Гельман верит, что массовое сознание можно изменить, если дать людям правдивую информацию, наказав при этом виновных. И приводит в пример секретарей обкомов, которые на его глазах превращались за пару лет в постоянных посетителей храмов. "Может, это не очень хорошо говорит о человеческом материале, что он такой пластичный и гибкий, но это так", — отмечает он.
— Но это ведь может быть не свидетельством каких-то внутренних изменений, а просто конформизмом — все пошли в храм, и я пошел.
— Ну, мы тут не спрашиваем о мотивах, а говорим о действиях.
— Как вы относитесь к этим историям с уничтоженным барельефом Мефистофеля в Санкт-Петербурге (барельеф — часть петербургской легенды, считается, что там изображен Федор Шаляпин, игравший роль Мефистофеля в опере "Фауст"), разгромами произведений в музейно-выставочном объединении "Манеж" представителями движения "Божья воля"?
— Мне это давно знакомо, потому что Гельман делает острые выставки. Если их не делать — то и проблем якобы не будет. Но сигнала, что этого делать нельзя, они не получили. И тогда начинаются погромы выставок с классическим искусством. Это мракобесы. Они чувствуют какую-то поддержку власти, которой надо на кого-то опираться, вот она и опирается на наиболее консервативную, невежественную и темную часть нашего общества. В каком-то смысле, это результат этой политики. Точно так же, как те ребята, которые возвращаются с Донбасса и, когда их останавливает гаишник, начинают кричать: "Как ты мог меня остановить, я воевал!", да, его посадят, но это не значит, что он не является результатом действий властей.
В нынешней ситуации ключевое слово для людей искусства — это солидарность. У нас могут отобрать свободу, могут несправедливо посадить, но если брать эту революционную триаду свобода-справедливость-солидарность, то единственное, чего у нас не могут отобрать — это солидарность. Надо ее высказывать, преодолевать внутри себя этот страх.
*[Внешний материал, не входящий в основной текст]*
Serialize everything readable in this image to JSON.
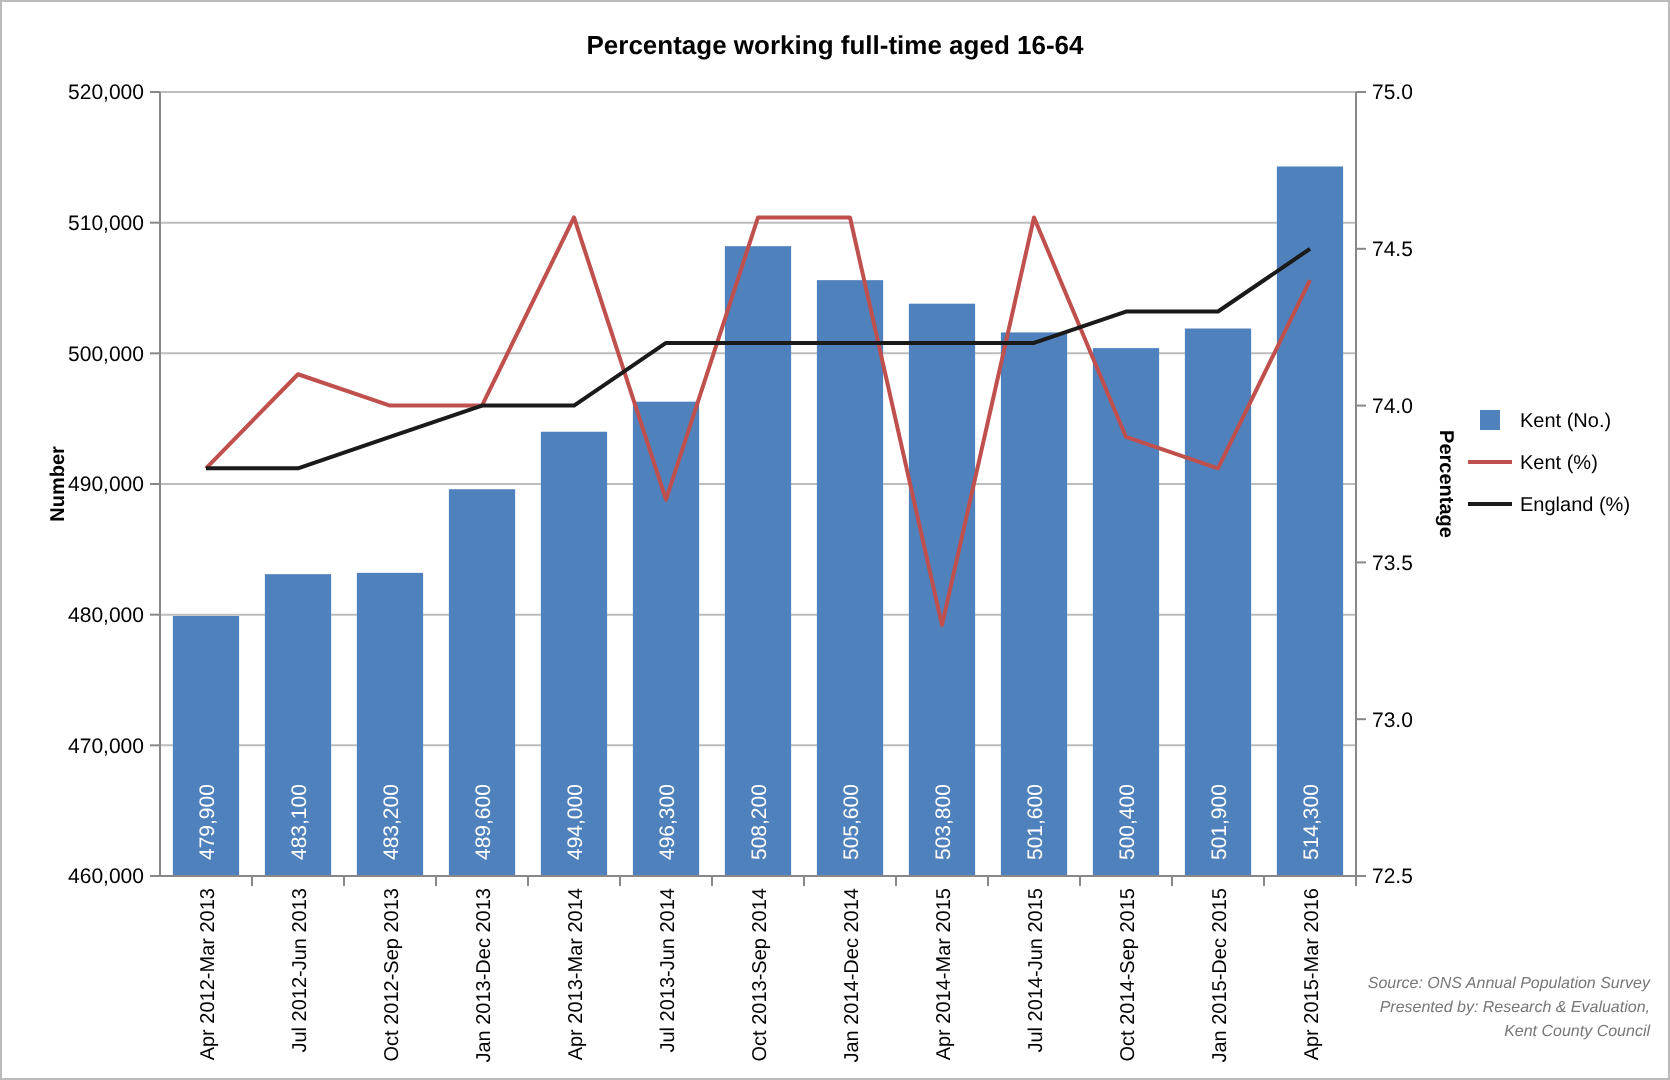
{
  "chart_data": {
    "type": "bar",
    "title": "Percentage  working full-time aged 16-64",
    "ylabel": "Number",
    "y2label": "Percentage",
    "categories": [
      "Apr 2012-Mar 2013",
      "Jul 2012-Jun 2013",
      "Oct 2012-Sep 2013",
      "Jan 2013-Dec 2013",
      "Apr 2013-Mar 2014",
      "Jul 2013-Jun 2014",
      "Oct 2013-Sep 2014",
      "Jan 2014-Dec 2014",
      "Apr 2014-Mar 2015",
      "Jul 2014-Jun 2015",
      "Oct 2014-Sep 2015",
      "Jan 2015-Dec 2015",
      "Apr 2015-Mar 2016"
    ],
    "series": [
      {
        "name": "Kent (No.)",
        "color": "#4f81bd",
        "values": [
          479900,
          483100,
          483200,
          489600,
          494000,
          496300,
          508200,
          505600,
          503800,
          501600,
          500400,
          501900,
          514300
        ],
        "value_labels": [
          "479,900",
          "483,100",
          "483,200",
          "489,600",
          "494,000",
          "496,300",
          "508,200",
          "505,600",
          "503,800",
          "501,600",
          "500,400",
          "501,900",
          "514,300"
        ]
      },
      {
        "name": "Kent (%)",
        "type": "line",
        "axis": "y2",
        "color": "#c0504d",
        "values": [
          73.8,
          74.1,
          74.0,
          74.0,
          74.6,
          73.7,
          74.6,
          74.6,
          73.3,
          74.6,
          73.9,
          73.8,
          74.4
        ]
      },
      {
        "name": "England (%)",
        "type": "line",
        "axis": "y2",
        "color": "#1a1a1a",
        "values": [
          73.8,
          73.8,
          73.9,
          74.0,
          74.0,
          74.2,
          74.2,
          74.2,
          74.2,
          74.2,
          74.3,
          74.3,
          74.5
        ]
      }
    ],
    "ylim": [
      460000,
      520000
    ],
    "yticks": [
      {
        "value": 460000,
        "label": "460,000"
      },
      {
        "value": 470000,
        "label": "470,000"
      },
      {
        "value": 480000,
        "label": "480,000"
      },
      {
        "value": 490000,
        "label": "490,000"
      },
      {
        "value": 500000,
        "label": "500,000"
      },
      {
        "value": 510000,
        "label": "510,000"
      },
      {
        "value": 520000,
        "label": "520,000"
      }
    ],
    "y2lim": [
      72.5,
      75
    ],
    "y2ticks": [
      {
        "value": 72.5,
        "label": "72.5"
      },
      {
        "value": 73,
        "label": "73.0"
      },
      {
        "value": 73.5,
        "label": "73.5"
      },
      {
        "value": 74,
        "label": "74.0"
      },
      {
        "value": 74.5,
        "label": "74.5"
      },
      {
        "value": 75,
        "label": "75.0"
      }
    ],
    "grid": "y",
    "legend": "right",
    "annotations": [
      "Source: ONS Annual Population Survey",
      "Presented by: Research & Evaluation,",
      "Kent County Council"
    ]
  }
}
Я позавидовал питерцам (которые осудили вандалов), насколько была яркая и интересная ситуация с Мефистофелем, ведь когда я был членом Общественной палаты и бился с Юрием Лужковым за памятники архитектуры в Москве, мне удалось 50 памятников спасти, а разрушено за это время было 300. Мне не удалось тогда активизировать наш творческий класс, а в Питере сейчас это произошло. В каком-то смысле борьба против вандалов вернула Питеру статус культурной столицы, несмотря на такого мракобеса-губернатора, люди сами это сделали. Так что то, что происходит в Питере в связи с Мефистофелем, мне нравится. А то, что происходит с погромом выставок в Москве, мне не нравится.
— Почему питерцы смогли, а москвичи не могут?
— Даниил Коцюбинский (российский журналист и историк, — "Апостроф") говорит, что в Питере основная религия — это архитектура, а христианство — это вторая религия по популярности. Питер — город, который единственный сохранил свой архитектурный облик первозданным, для них архитектура является сакральной. Выходит, там покусились на святое, столкнулись две религии.
— В Москве, выходит, такого сакрального нет?
— Ну, это не архитектура точно. Пока не нащупали.
— Когда вы только собирались уезжать, то говорили, что, набравшись опыта, вернетесь в Россию, чтобы делать новую культурную политику. Все еще намерены это сделать или уже передумали?
— Мои планы по поводу Черногории оказались более серьезными, чем я думал, когда уезжал. Она меня увлекла, тут появились новые возможности. Жизнь, значительная ее часть, прожита: у меня огромное количество друзей, много дел, которые я делал в России, стали частью какой-то российской истории, истории искусства. Потому это точно мне небезразлично. Черногорский проект тоже оказался очень интересным и судьбоносным. Тут все зависит от времени. Если Путина снесут в течение трех-пяти лет, то у меня еще будет возможность приехать и принести какую-то пользу стране. А если это случится через 10 лет, то уже, наверное, нет. Я жду.